Сираков порывисто и как-то театрально указал рукой в угол:

— Вот этот!

— Ага… Вот этот… — пробормотал я, повернувшись к портрету. — А кто это?

— Вот полюбуйся! — голосом победителя сказал хозяин своей супруге. — До чего ты меня довела, даже инспектор милиции не может меня узнать!

Тут Сираков снова повернулся ко мне и жестом фехтовальщика указал на снимок:

— Это Константин Сираков, ученый, философ, мертвый, погибший, уничтоженный. А перед вами, — тут оратор воткнул воображаемую шпагу себе в грудь, — Коста Сираков — руина, Сираков-бухгалтер, грустные остатки мертвого прошлого…

— Да, сложно… — вздохнул я. — Но это немножко приближает нас к причине моего визига. Я тоже интересуюсь покойником, хотя и не таким символичным. Речь идет об Иване Медарове.

— Что-о? — воскликнула хозяйка, подавшись вперед.

— Да, гражданка, — проговорил я официальным тоном, который приберегаю для подобных случаев. — Как мне ни неприятно, но именно я вынужден уведомить вас: вашего брата нет более в живых.

Сиракова готова была заголосить, но под суровым взглядом мужа ограничилась несколькими слезинками и очень скромным всхлипыванием. Я закурил сигарету с облегчением, словно мне удалось, избежать крупной неприятности.

— Не так уж и неприятно… — пробурчал хозяин.

— Коста, стыдись, — в голосе женщины звучали неподдельные слезы.

— Я вижу, вы не слишком уважали покойного, — заметил я.

— Уважал? — переспросил Сираков. — Такие люди, как он, заслуживают не уважения, а…

Он взглянул на жену и умолк.

— Не стесняйтесь, — подбодрил я его, — заканчивайте свою мысль.

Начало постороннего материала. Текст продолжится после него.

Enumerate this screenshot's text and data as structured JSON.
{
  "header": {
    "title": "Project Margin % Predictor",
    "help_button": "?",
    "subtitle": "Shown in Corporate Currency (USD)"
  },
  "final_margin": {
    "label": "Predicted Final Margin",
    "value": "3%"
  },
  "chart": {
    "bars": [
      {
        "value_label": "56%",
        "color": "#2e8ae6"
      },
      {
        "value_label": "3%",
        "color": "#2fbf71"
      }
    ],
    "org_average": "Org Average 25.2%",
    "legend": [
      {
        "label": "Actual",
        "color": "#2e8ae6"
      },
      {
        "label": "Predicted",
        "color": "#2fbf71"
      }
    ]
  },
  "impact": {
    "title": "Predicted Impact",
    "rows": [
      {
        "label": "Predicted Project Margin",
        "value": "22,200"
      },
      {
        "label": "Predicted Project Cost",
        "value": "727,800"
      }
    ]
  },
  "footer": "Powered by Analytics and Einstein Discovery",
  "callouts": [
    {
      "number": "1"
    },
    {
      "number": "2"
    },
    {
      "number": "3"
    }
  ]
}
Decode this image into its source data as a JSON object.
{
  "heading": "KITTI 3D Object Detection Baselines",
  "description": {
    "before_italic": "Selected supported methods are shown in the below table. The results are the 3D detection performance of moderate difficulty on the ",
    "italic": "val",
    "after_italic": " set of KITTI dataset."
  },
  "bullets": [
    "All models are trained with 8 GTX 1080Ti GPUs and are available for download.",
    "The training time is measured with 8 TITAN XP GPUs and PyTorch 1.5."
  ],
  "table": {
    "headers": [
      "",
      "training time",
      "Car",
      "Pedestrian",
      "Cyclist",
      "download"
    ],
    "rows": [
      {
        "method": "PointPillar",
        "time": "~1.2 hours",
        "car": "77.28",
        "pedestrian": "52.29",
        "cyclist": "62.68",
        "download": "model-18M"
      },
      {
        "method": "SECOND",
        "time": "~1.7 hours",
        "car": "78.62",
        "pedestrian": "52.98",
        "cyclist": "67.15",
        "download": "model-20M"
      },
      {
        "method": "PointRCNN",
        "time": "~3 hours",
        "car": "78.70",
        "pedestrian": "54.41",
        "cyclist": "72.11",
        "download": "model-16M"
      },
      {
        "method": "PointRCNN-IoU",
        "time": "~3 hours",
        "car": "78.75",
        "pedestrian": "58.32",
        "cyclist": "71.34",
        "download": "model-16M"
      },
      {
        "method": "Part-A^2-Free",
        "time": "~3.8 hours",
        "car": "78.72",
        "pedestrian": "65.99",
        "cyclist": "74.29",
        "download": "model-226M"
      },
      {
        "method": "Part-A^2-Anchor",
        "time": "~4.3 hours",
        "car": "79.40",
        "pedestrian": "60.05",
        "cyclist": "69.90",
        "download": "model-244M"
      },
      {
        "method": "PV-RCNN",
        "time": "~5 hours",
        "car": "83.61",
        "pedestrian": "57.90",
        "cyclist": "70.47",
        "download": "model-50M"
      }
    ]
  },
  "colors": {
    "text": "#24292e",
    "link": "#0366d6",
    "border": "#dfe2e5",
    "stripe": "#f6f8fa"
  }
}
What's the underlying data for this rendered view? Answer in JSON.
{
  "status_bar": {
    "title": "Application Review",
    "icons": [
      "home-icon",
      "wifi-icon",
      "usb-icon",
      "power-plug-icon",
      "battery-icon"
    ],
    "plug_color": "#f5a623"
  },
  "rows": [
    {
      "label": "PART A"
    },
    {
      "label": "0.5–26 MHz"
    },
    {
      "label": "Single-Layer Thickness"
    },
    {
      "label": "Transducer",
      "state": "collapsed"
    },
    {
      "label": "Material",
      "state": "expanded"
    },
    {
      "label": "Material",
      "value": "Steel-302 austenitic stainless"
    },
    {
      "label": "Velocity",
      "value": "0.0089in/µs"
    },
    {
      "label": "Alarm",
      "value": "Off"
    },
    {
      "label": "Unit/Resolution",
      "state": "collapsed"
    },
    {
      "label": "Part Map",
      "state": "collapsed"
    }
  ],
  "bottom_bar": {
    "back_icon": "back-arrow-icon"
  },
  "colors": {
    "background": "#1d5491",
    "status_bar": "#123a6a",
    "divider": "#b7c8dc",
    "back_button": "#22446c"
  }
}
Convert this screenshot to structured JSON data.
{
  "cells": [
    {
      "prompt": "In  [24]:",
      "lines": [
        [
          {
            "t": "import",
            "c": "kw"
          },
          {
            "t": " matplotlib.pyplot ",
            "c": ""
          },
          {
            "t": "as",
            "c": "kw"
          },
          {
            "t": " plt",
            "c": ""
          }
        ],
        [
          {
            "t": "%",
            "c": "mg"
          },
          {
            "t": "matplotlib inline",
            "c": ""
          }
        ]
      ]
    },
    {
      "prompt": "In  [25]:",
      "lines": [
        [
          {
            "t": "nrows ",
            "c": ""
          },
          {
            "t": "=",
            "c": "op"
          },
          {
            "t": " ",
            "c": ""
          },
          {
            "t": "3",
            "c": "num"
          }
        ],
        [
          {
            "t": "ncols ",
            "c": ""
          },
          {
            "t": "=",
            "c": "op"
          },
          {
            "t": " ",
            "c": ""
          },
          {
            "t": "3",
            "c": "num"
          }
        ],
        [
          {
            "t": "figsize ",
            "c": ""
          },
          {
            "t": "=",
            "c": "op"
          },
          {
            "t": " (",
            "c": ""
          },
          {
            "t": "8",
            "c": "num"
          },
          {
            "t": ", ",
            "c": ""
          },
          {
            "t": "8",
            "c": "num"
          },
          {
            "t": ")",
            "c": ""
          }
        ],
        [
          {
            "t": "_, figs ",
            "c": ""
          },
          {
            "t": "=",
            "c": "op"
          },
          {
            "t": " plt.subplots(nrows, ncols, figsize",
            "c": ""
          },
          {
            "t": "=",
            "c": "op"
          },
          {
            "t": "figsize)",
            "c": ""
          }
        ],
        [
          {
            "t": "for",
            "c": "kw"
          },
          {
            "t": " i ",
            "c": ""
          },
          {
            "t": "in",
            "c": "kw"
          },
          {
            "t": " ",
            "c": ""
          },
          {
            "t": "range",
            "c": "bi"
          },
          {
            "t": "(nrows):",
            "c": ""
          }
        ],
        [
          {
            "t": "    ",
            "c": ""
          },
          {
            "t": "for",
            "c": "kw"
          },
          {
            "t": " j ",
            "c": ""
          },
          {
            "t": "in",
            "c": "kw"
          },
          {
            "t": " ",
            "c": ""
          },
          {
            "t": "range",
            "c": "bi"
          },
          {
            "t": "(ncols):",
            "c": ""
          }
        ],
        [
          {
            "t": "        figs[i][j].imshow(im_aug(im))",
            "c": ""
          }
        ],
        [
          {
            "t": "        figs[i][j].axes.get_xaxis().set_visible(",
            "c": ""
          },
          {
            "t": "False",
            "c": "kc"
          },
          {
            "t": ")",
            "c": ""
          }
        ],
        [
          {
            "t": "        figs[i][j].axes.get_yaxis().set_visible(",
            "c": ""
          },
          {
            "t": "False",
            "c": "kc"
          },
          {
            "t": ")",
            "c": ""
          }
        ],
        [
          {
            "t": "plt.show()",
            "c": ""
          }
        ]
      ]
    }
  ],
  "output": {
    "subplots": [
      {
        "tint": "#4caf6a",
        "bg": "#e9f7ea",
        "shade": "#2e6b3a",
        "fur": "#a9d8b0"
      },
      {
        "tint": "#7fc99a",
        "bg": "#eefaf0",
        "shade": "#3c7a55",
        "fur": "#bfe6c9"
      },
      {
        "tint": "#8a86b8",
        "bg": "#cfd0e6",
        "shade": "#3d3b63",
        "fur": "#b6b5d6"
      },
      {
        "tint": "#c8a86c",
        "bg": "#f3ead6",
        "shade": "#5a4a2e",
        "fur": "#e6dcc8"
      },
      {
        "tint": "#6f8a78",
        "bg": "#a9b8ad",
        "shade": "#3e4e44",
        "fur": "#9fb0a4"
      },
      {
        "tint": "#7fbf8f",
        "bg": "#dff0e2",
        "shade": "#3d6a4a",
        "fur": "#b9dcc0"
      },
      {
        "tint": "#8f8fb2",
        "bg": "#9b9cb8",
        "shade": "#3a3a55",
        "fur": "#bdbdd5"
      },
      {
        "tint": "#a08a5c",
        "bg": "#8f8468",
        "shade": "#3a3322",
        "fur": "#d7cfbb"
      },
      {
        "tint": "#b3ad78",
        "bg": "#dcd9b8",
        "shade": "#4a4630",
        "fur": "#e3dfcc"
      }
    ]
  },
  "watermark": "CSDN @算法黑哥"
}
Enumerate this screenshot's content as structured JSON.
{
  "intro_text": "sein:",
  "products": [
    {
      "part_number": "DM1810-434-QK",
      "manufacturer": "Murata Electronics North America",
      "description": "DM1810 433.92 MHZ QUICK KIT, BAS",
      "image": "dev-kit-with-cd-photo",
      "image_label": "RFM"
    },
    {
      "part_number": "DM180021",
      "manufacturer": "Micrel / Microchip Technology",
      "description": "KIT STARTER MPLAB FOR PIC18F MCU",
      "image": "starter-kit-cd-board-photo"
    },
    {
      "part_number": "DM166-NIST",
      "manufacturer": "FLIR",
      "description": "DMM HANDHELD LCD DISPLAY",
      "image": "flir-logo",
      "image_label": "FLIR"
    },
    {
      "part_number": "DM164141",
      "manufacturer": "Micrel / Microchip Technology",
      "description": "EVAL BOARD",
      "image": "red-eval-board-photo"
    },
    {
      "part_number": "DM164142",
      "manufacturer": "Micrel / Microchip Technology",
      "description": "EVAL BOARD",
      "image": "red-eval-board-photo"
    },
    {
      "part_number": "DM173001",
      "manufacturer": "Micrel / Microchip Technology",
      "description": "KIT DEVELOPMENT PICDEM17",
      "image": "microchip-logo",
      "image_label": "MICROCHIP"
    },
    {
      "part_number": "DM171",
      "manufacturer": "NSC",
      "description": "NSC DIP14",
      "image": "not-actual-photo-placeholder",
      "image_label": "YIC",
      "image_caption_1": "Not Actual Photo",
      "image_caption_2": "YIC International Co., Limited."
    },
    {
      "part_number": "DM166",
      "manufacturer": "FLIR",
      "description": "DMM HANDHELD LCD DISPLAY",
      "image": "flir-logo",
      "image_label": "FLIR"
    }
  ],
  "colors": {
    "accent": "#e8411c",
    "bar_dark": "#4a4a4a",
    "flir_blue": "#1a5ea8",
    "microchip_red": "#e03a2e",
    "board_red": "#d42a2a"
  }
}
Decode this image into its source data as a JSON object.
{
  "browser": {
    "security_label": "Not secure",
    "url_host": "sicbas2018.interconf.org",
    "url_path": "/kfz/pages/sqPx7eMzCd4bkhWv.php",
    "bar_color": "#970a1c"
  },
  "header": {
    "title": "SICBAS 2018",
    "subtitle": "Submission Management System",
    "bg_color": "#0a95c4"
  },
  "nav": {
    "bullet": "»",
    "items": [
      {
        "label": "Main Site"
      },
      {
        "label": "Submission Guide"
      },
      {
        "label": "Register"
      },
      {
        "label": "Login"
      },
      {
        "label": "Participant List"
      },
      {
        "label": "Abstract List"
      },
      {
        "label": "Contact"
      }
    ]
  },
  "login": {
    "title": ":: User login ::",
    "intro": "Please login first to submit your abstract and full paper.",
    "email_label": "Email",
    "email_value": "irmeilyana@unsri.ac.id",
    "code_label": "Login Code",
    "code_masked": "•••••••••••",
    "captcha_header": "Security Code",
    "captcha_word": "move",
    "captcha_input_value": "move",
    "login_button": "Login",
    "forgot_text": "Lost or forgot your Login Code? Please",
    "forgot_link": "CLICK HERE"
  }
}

— Моя мысль ясна, — рявкнул Сираков.

— Вы хотите сказать…

— Я хочу сказать, что он заслуживает именно того, что с ним и случилось, — отрезал хозяин.

— Это звучит как смертный приговор.

— И я вынес бы его… Не моргнув глазом… если бы я выносил приговоры…

— Коста!.. — всхлипнула Сиракова.

— Замолчи! — прикрикнул на нее муж. — Да, да, осудил бы его, будь у меня такое право.

— Тот, кто вынес приговор Медарову, и тот, кто его выполнил, тоже скорее всего не имели никаких полномочий от закона, — сказал я. — Надеюсь, это не ваша самодеятельность?

— Нет… — огрызнулся хозяин. — Конечно, не я… Вообще я не принадлежу к людям действия, товарищ инспектор! И в этом моя трагедия! Слишком хрупким творением для этого мира грубых стремлений оказался Коста Сираков.

Голос моего собеседника даже задрожал от сдерживаемой патетики.

— Ничего, — успокаивал я страдальца. — Может, так оно и лучше. А чем вы объясняете свое критическое отношение к покойному?

— К гангстеру, хотите вы сказать?

— Коста! — умоляюще воскликнула Сиракова.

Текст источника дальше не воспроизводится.